FOLKLORE of SUSSEX
One pitch dark night, fisherman Swan Jervoise beached his boat on the
Brighton shore and was making his way into town when he was startled to
behold a 'stream of meteor -like splendour burst from every window of the
'Rising Sun Inn' and then vanish again as suddenly.
The phenomenon was repeated several times and Jervoise proceeded at once
to ascertain the cause. He hammered upon the door of the inn, making enough
noise to 'rouse all the dead in the Bartholomew's Chapel, ' but without
waking the landlord, and just as he was about to force the door, the light
burst again from the windows, and the intrepid fisherman heard a ticking
noise 'as of a person striking a light with a flint and steel, each stroke
producing this super-natural blaze of light.
The door opened suddenly and there stood a 7 ft. high figure wrapped in
a black cloak and wearing a high conical white hat. The being strode past
Jervoise and vanished into the night.
Jervoise's nerve crumbled and he shrieked out in terror, this time waking
the landlord, a kindly soul who took the trembling fisherman in and bade
him rest by the fireside while he fetched a jug of ale.
Alone in the room, where a dim rush threw a fitful light, Jervoise peered
nervously from his seat in the capacious chimney when suddenly, from the
gloomy shadows behind the settle, there appeared 'the death-like features
- palled as a cere cloth of the tall man in the conical hat. His countenance
was most ghastly, and he fixed his grey-glazed eyes full on Jervoise, and
pointed to the hearth.'
The poor fisherman uttered one loud scream and fell senseless to the ground.

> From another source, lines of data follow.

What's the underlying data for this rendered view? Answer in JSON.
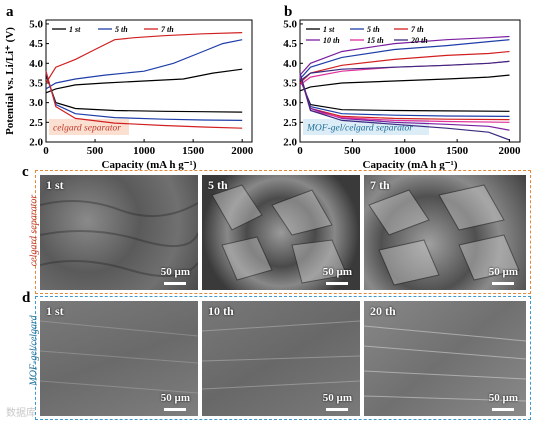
{
  "colors": {
    "celgard_box": "#fbe0d2",
    "mof_box": "#dcedf7",
    "celgard_label": "#c0392b",
    "mof_label": "#1f6f99",
    "row_c_border": "#e08a3a",
    "row_d_border": "#3a9ad0"
  },
  "panels": {
    "a": "a",
    "b": "b",
    "c": "c",
    "d": "d"
  },
  "chart_data": [
    {
      "panel": "a",
      "type": "line",
      "xlabel": "Capacity (mA h g⁻¹)",
      "ylabel": "Potential vs. Li/Li⁺ (V)",
      "xlim": [
        0,
        2100
      ],
      "ylim": [
        2.0,
        5.1
      ],
      "xticks": [
        "0",
        "500",
        "1000",
        "1500",
        "2000"
      ],
      "yticks": [
        "2.0",
        "2.5",
        "3.0",
        "3.5",
        "4.0",
        "4.5",
        "5.0"
      ],
      "box_label": "celgard separator",
      "legend_position": "top-left",
      "series": [
        {
          "name": "1 st",
          "color": "#000000",
          "charge": {
            "x": [
              0,
              100,
              300,
              600,
              1000,
              1400,
              1700,
              2000
            ],
            "y": [
              3.25,
              3.35,
              3.45,
              3.5,
              3.55,
              3.6,
              3.75,
              3.85
            ]
          },
          "discharge": {
            "x": [
              0,
              100,
              300,
              700,
              1200,
              1600,
              2000
            ],
            "y": [
              3.7,
              3.0,
              2.85,
              2.8,
              2.78,
              2.77,
              2.76
            ]
          }
        },
        {
          "name": "5 th",
          "color": "#1f3ea8",
          "charge": {
            "x": [
              0,
              100,
              300,
              600,
              1000,
              1300,
              1600,
              1800,
              2000
            ],
            "y": [
              3.35,
              3.5,
              3.6,
              3.7,
              3.8,
              4.0,
              4.3,
              4.5,
              4.6
            ]
          },
          "discharge": {
            "x": [
              0,
              100,
              300,
              700,
              1200,
              1600,
              2000
            ],
            "y": [
              3.75,
              2.95,
              2.72,
              2.62,
              2.58,
              2.56,
              2.55
            ]
          }
        },
        {
          "name": "7 th",
          "color": "#d22020",
          "charge": {
            "x": [
              0,
              100,
              300,
              500,
              700,
              900,
              1200,
              1600,
              2000
            ],
            "y": [
              3.5,
              3.9,
              4.1,
              4.35,
              4.6,
              4.65,
              4.7,
              4.75,
              4.78
            ]
          },
          "discharge": {
            "x": [
              0,
              100,
              300,
              700,
              1200,
              1600,
              2000
            ],
            "y": [
              3.8,
              2.9,
              2.6,
              2.48,
              2.42,
              2.38,
              2.35
            ]
          }
        }
      ]
    },
    {
      "panel": "b",
      "type": "line",
      "xlabel": "Capacity (mA h g⁻¹)",
      "ylabel": "",
      "xlim": [
        0,
        2100
      ],
      "ylim": [
        2.0,
        5.1
      ],
      "xticks": [
        "0",
        "500",
        "1000",
        "1500",
        "2000"
      ],
      "yticks": [
        "2.0",
        "2.5",
        "3.0",
        "3.5",
        "4.0",
        "4.5",
        "5.0"
      ],
      "box_label": "MOF-gel/celgard separator",
      "legend_position": "top-left",
      "series": [
        {
          "name": "1 st",
          "color": "#000000",
          "charge": {
            "x": [
              0,
              100,
              400,
              900,
              1400,
              1800,
              2000
            ],
            "y": [
              3.3,
              3.4,
              3.5,
              3.55,
              3.6,
              3.65,
              3.7
            ]
          },
          "discharge": {
            "x": [
              0,
              100,
              400,
              900,
              1400,
              2000
            ],
            "y": [
              3.6,
              2.95,
              2.82,
              2.8,
              2.79,
              2.78
            ]
          }
        },
        {
          "name": "5 th",
          "color": "#1f3ea8",
          "charge": {
            "x": [
              0,
              100,
              400,
              900,
              1400,
              1800,
              2000
            ],
            "y": [
              3.6,
              3.9,
              4.15,
              4.35,
              4.45,
              4.55,
              4.6
            ]
          },
          "discharge": {
            "x": [
              0,
              100,
              400,
              900,
              1400,
              2000
            ],
            "y": [
              3.65,
              2.9,
              2.72,
              2.68,
              2.66,
              2.65
            ]
          }
        },
        {
          "name": "7 th",
          "color": "#d22020",
          "charge": {
            "x": [
              0,
              100,
              400,
              900,
              1400,
              1800,
              2000
            ],
            "y": [
              3.5,
              3.75,
              3.95,
              4.1,
              4.2,
              4.25,
              4.3
            ]
          },
          "discharge": {
            "x": [
              0,
              100,
              400,
              900,
              1400,
              2000
            ],
            "y": [
              3.7,
              2.85,
              2.65,
              2.6,
              2.58,
              2.57
            ]
          }
        },
        {
          "name": "10 th",
          "color": "#7a1fa0",
          "charge": {
            "x": [
              0,
              100,
              400,
              900,
              1400,
              1800,
              2000
            ],
            "y": [
              3.7,
              4.0,
              4.3,
              4.5,
              4.6,
              4.65,
              4.68
            ]
          },
          "discharge": {
            "x": [
              0,
              100,
              400,
              900,
              1400,
              1800,
              2000
            ],
            "y": [
              3.75,
              2.85,
              2.6,
              2.5,
              2.45,
              2.4,
              2.3
            ]
          }
        },
        {
          "name": "15 th",
          "color": "#e0309a",
          "charge": {
            "x": [
              0,
              100,
              400,
              900,
              1400,
              1800,
              2000
            ],
            "y": [
              3.45,
              3.65,
              3.8,
              3.9,
              3.95,
              4.0,
              4.05
            ]
          },
          "discharge": {
            "x": [
              0,
              100,
              400,
              900,
              1400,
              2000
            ],
            "y": [
              3.7,
              2.8,
              2.62,
              2.55,
              2.52,
              2.5
            ]
          }
        },
        {
          "name": "20 th",
          "color": "#3a2a80",
          "charge": {
            "x": [
              0,
              100,
              400,
              900,
              1400,
              1800,
              2000
            ],
            "y": [
              3.55,
              3.75,
              3.85,
              3.9,
              3.95,
              4.0,
              4.05
            ]
          },
          "discharge": {
            "x": [
              0,
              100,
              400,
              900,
              1400,
              1800,
              2000
            ],
            "y": [
              3.75,
              2.8,
              2.55,
              2.45,
              2.35,
              2.25,
              2.05
            ]
          }
        }
      ]
    }
  ],
  "sem": {
    "row_c": {
      "side_label": "celgard separator",
      "tiles": [
        {
          "label": "1 st",
          "scale": "50 µm"
        },
        {
          "label": "5 th",
          "scale": "50 µm"
        },
        {
          "label": "7 th",
          "scale": "50 µm"
        }
      ]
    },
    "row_d": {
      "side_label_1": "MOF-gel/celgard",
      "side_label_2": "separator",
      "tiles": [
        {
          "label": "1 st",
          "scale": "50 µm"
        },
        {
          "label": "10 th",
          "scale": "50 µm"
        },
        {
          "label": "20 th",
          "scale": "50 µm"
        }
      ]
    }
  },
  "watermark": "数据库"
}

Put to bed by the landlord, Jervoise summoned sufficient strength to relate
his story to Father Anselm of St. Bartholomew, then promptly died.

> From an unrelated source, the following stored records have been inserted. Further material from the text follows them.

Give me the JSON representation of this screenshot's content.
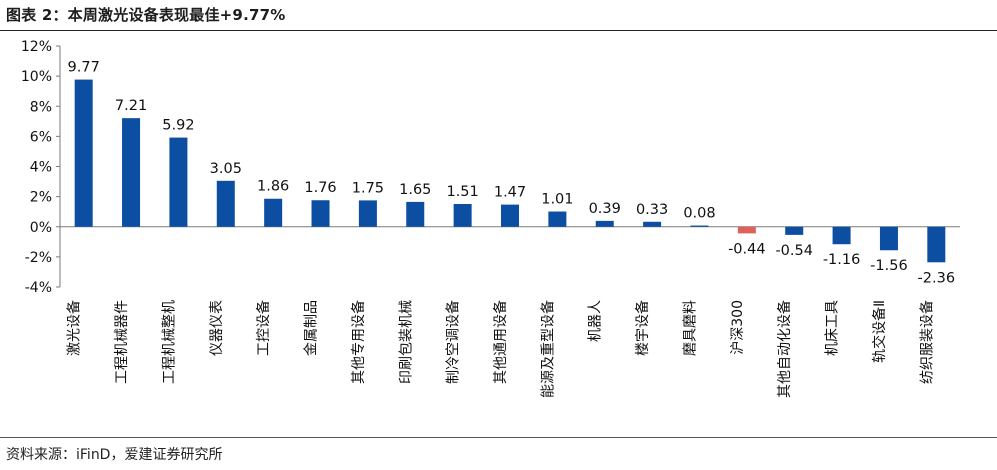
{
  "title": "图表 2：本周激光设备表现最佳+9.77%",
  "source": "资料来源：iFinD，爱建证券研究所",
  "colors": {
    "positive": "#0B4EA2",
    "negative": "#E0605A",
    "axis": "#7a7a7a"
  },
  "chart_data": {
    "type": "bar",
    "categories": [
      "激光设备",
      "工程机械器件",
      "工程机械整机",
      "仪器仪表",
      "工控设备",
      "金属制品",
      "其他专用设备",
      "印刷包装机械",
      "制冷空调设备",
      "其他通用设备",
      "能源及重型设备",
      "机器人",
      "楼宇设备",
      "磨具磨料",
      "沪深300",
      "其他自动化设备",
      "机床工具",
      "轨交设备Ⅱ",
      "纺织服装设备"
    ],
    "values": [
      9.77,
      7.21,
      5.92,
      3.05,
      1.86,
      1.76,
      1.75,
      1.65,
      1.51,
      1.47,
      1.01,
      0.39,
      0.33,
      0.08,
      -0.44,
      -0.54,
      -1.16,
      -1.56,
      -2.36
    ],
    "data_labels": [
      "9.77",
      "7.21",
      "5.92",
      "3.05",
      "1.86",
      "1.76",
      "1.75",
      "1.65",
      "1.51",
      "1.47",
      "1.01",
      "0.39",
      "0.33",
      "0.08",
      "-0.44",
      "-0.54",
      "-1.16",
      "-1.56",
      "-2.36"
    ],
    "highlight_category": "沪深300",
    "ylim": [
      -4,
      12
    ],
    "yticks": [
      -4,
      -2,
      0,
      2,
      4,
      6,
      8,
      10,
      12
    ],
    "ytick_labels": [
      "-4%",
      "-2%",
      "0%",
      "2%",
      "4%",
      "6%",
      "8%",
      "10%",
      "12%"
    ],
    "grid": false,
    "legend": "none"
  }
}
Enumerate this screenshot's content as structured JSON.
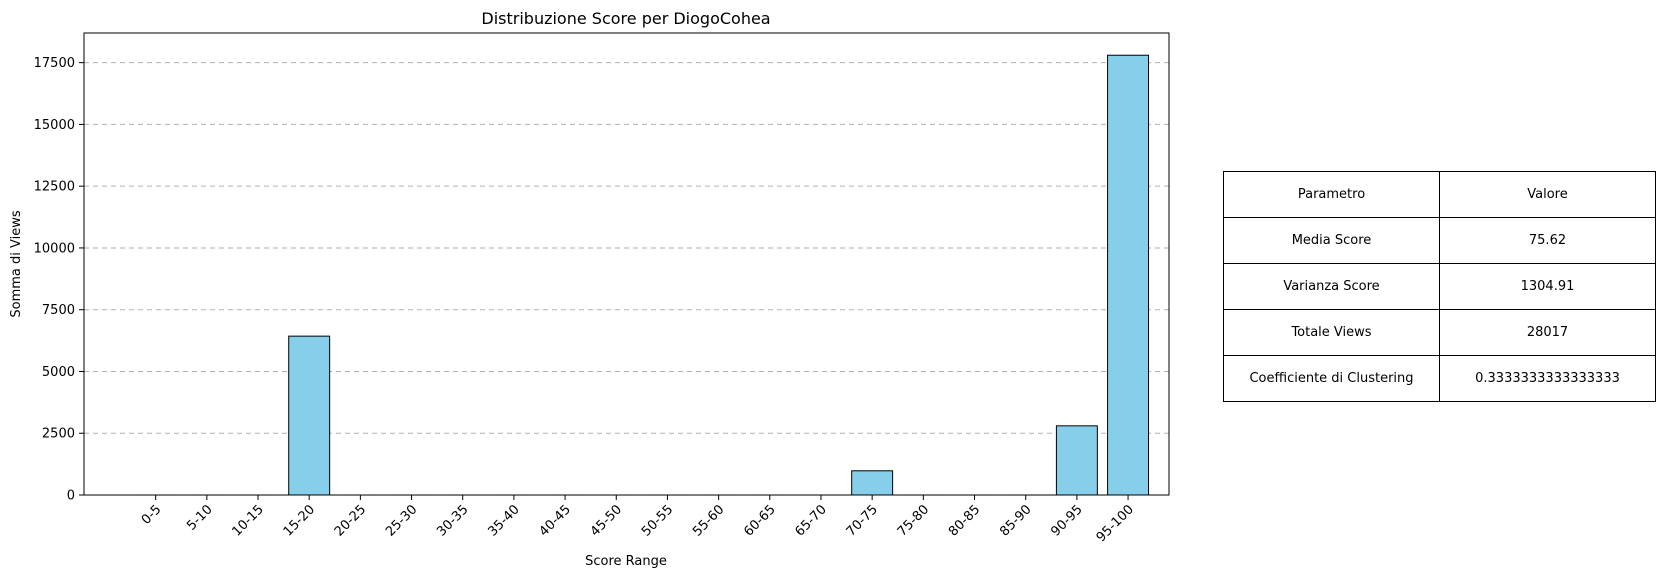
{
  "chart_data": {
    "type": "bar",
    "title": "Distribuzione Score per DiogoCohea",
    "xlabel": "Score Range",
    "ylabel": "Somma di Views",
    "categories": [
      "0-5",
      "5-10",
      "10-15",
      "15-20",
      "20-25",
      "25-30",
      "30-35",
      "35-40",
      "40-45",
      "45-50",
      "50-55",
      "55-60",
      "60-65",
      "65-70",
      "70-75",
      "75-80",
      "80-85",
      "85-90",
      "90-95",
      "95-100"
    ],
    "values": [
      0,
      0,
      0,
      6430,
      0,
      0,
      0,
      0,
      0,
      0,
      0,
      0,
      0,
      0,
      980,
      0,
      0,
      0,
      2800,
      17800
    ],
    "ylim": [
      0,
      18700
    ],
    "yticks": [
      0,
      2500,
      5000,
      7500,
      10000,
      12500,
      15000,
      17500
    ],
    "grid": "y-dashed",
    "bar_color": "#87ceeb",
    "edge_color": "#000000"
  },
  "table": {
    "header": {
      "param": "Parametro",
      "value": "Valore"
    },
    "rows": [
      {
        "param": "Media Score",
        "value": "75.62"
      },
      {
        "param": "Varianza Score",
        "value": "1304.91"
      },
      {
        "param": "Totale Views",
        "value": "28017"
      },
      {
        "param": "Coefficiente di Clustering",
        "value": "0.3333333333333333"
      }
    ]
  }
}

Father Anselm took it upon himself to investigate, and on examining the
hearth to which the apparition had pointed, he discovered a vast treasure
which, somewhat unfairly to the landlord, the priest quickly despatched
to the principal of his order in Normandy.
Thereafter the 'Rising Sun' was untroubled by the spirit of Old Strike-a-Light,
as the ghostly figure came to be called.